ReLU = lambda x: np.maximum(0.0, x)
# GPU torch.Tensor to CPU numpy ndarray
X_data = X_valid.cpu().numpy()
# First layer
W0 = model.l0.weight.cpu().detach().numpy()
b0 = model.l0.bias.cpu().detach().numpy()
# Final Layer
W00 = model.l00.weight.cpu().detach().numpy()
b00 = model.l00.bias.cpu().detach().numpy()
# First output
L0 = np.dot(W0, np.transpose(X_data)) + np.tile(np.reshape(b0, (-1, 1)), X_data.shape[0])
L0 = np.array(list(map(ReLU, L0)))
# Batch Normalization Layer
bn_mean=model.bn0.running_mean.cpu().numpy()
bn_var=model.bn0.running_var.cpu().numpy()
bn_gamma=model.bn0.weight.cpu().detach().numpy()
bn_beta=model.bn0.bias.cpu().detach().numpy() # previously a typo here!
bn_epsilon = model.bn0.eps
# Reshape for Matrix calculation
bn_mean = np.tile(np.reshape(bn_mean, (-1, 1)), L0.shape[1])
bn_var = np.tile(np.reshape(bn_var, (-1, 1)), L0.shape[1])
bn_gamma = np.tile(np.reshape(bn_gamma, (-1, 1)), L0.shape[1])

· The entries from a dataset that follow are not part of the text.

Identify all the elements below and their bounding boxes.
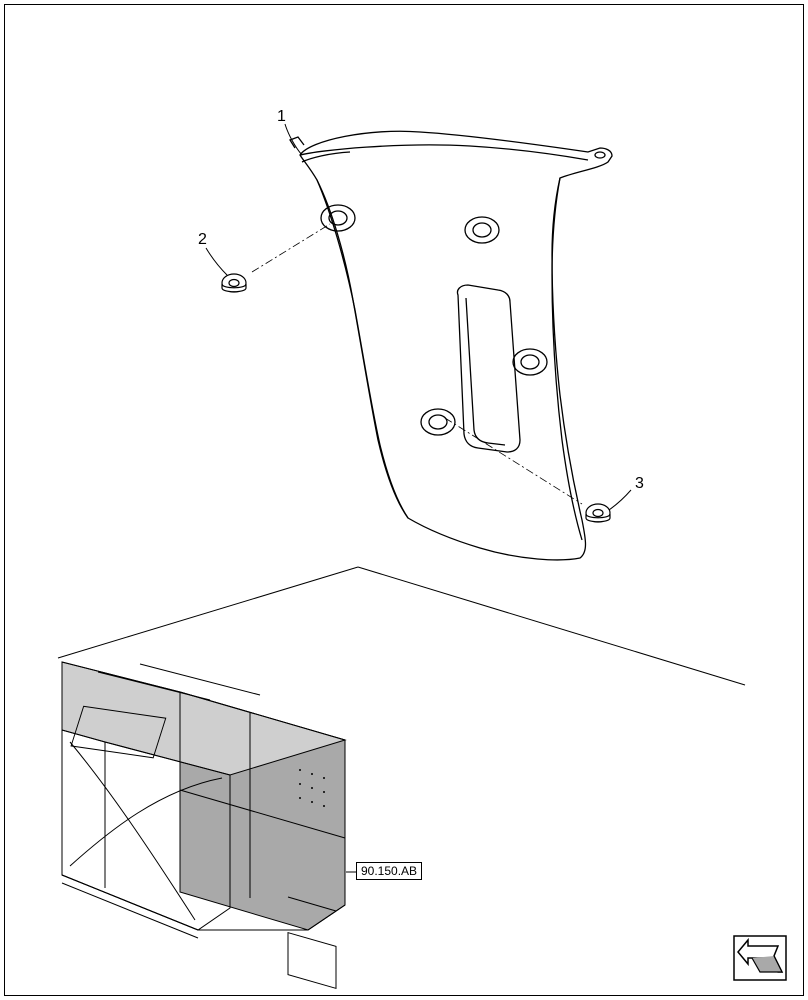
fastener-2: [222, 274, 246, 292]
locator-lines: [58, 567, 745, 685]
reference-box: 90.150.AB: [356, 862, 422, 880]
parts-diagram-svg: [0, 0, 808, 1000]
fastener-3: [586, 504, 610, 522]
pillar-trim-panel: [290, 131, 612, 560]
back-icon[interactable]: [734, 936, 786, 980]
callout-3: 3: [635, 475, 644, 493]
callout-2: 2: [198, 231, 207, 249]
fastener-guide-lines: [252, 224, 582, 504]
callout-leaders: [206, 124, 631, 510]
cab-assembly: [62, 662, 356, 988]
callout-1: 1: [277, 108, 286, 126]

bn_beta = np.tile(np.reshape(bn_beta, (-1, 1)), L0.shape[1])
L0 = np.multiply(np.divide(L0-bn_mean,np.sqrt(bn_var+bn_epsilon)), bn_gamma)+bn_beta
# Final output
L00 = np.dot(W00, L0) + np.tile(np.reshape(b00, (-1, 1)), X_data.shape[0])
L00 = np.array(list(map(ReLU, L00)))
What’s wrong with my BatchNorm1d layer calculation? I used the formula I found in the PyTorch website.